Primary pulmonary lymphoma

Abstract

Background: Primary pulmonary lymphoma is a rare disease. The clinical characteristics, methods of treatment, and outcomes are not well elucidated.

Methods: A retrospective review of primary pulmonary lymphoma cases at a single institution from 1990 to 2002 was performed.

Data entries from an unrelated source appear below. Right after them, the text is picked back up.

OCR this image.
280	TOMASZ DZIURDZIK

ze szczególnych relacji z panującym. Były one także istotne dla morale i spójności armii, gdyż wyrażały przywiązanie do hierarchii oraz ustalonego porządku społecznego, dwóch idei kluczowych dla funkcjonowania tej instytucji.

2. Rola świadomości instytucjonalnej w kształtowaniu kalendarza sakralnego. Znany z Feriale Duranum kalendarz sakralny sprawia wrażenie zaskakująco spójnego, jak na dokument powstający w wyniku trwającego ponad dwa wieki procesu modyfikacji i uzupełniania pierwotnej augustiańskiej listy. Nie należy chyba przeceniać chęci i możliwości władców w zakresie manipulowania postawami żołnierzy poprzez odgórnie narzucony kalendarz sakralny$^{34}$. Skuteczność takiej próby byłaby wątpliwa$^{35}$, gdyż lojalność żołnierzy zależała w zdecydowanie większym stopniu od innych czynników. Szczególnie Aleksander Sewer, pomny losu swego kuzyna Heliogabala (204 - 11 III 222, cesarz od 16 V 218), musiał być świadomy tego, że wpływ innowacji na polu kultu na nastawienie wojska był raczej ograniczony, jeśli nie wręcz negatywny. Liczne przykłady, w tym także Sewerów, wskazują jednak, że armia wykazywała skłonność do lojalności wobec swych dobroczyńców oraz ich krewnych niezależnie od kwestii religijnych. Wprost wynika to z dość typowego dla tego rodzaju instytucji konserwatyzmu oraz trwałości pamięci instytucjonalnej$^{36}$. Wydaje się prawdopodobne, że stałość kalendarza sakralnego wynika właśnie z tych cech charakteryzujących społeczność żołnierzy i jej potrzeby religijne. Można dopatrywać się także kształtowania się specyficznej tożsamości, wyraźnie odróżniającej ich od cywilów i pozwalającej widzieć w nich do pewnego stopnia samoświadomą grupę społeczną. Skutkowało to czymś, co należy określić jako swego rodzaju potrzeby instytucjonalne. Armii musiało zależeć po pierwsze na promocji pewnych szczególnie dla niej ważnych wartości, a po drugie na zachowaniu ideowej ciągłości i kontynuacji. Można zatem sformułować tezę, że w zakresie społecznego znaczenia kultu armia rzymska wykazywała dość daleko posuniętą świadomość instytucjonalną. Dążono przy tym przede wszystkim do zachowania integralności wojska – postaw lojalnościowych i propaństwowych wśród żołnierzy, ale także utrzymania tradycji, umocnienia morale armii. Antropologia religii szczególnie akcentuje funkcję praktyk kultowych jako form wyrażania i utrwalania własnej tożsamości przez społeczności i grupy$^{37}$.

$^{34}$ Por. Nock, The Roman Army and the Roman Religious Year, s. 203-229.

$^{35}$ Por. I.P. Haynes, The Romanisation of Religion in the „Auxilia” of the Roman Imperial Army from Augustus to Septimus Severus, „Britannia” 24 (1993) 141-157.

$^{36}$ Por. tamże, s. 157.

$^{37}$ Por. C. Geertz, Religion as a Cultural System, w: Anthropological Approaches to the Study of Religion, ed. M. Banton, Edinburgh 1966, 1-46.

Results: Eighteen patients were included, with a mean follow-up of 2.9 years. Fourteen patients had mucosa-associated lymphoid tissue (MALT) lymphoma, 2 had large cell transformation of sheet cells in MALT lymphoma, and 1 each had Hodgkin's disease and follicular lymphoma. Computed tomography-guided biopsy was diagnostic in only two of eight attempts. Eleven patients had disease confined to the pulmonary parenchyma, and 7 had parenchymal disease as well as mediastinal lymphadenopathy. Treatment methods included observation only (n = 1), surgery only (n = 6), surgery plus chemotherapy (n = 8), surgery plus radiotherapy (n = 1), and surgery plus chemotherapy plus radiotherapy (n = 2). Kaplan-Meier estimate of median time to disease recurrence or death was 6 years. Only 1 patient died of disease-related causes. Patients who had bilateral disease were more likely to have recurrent disease or death (p = 0.03).

Conclusions: A wide range of treatments were used for patients with generally MALT lymphoma, resulting in good outcomes, and recurrent disease was well controlled.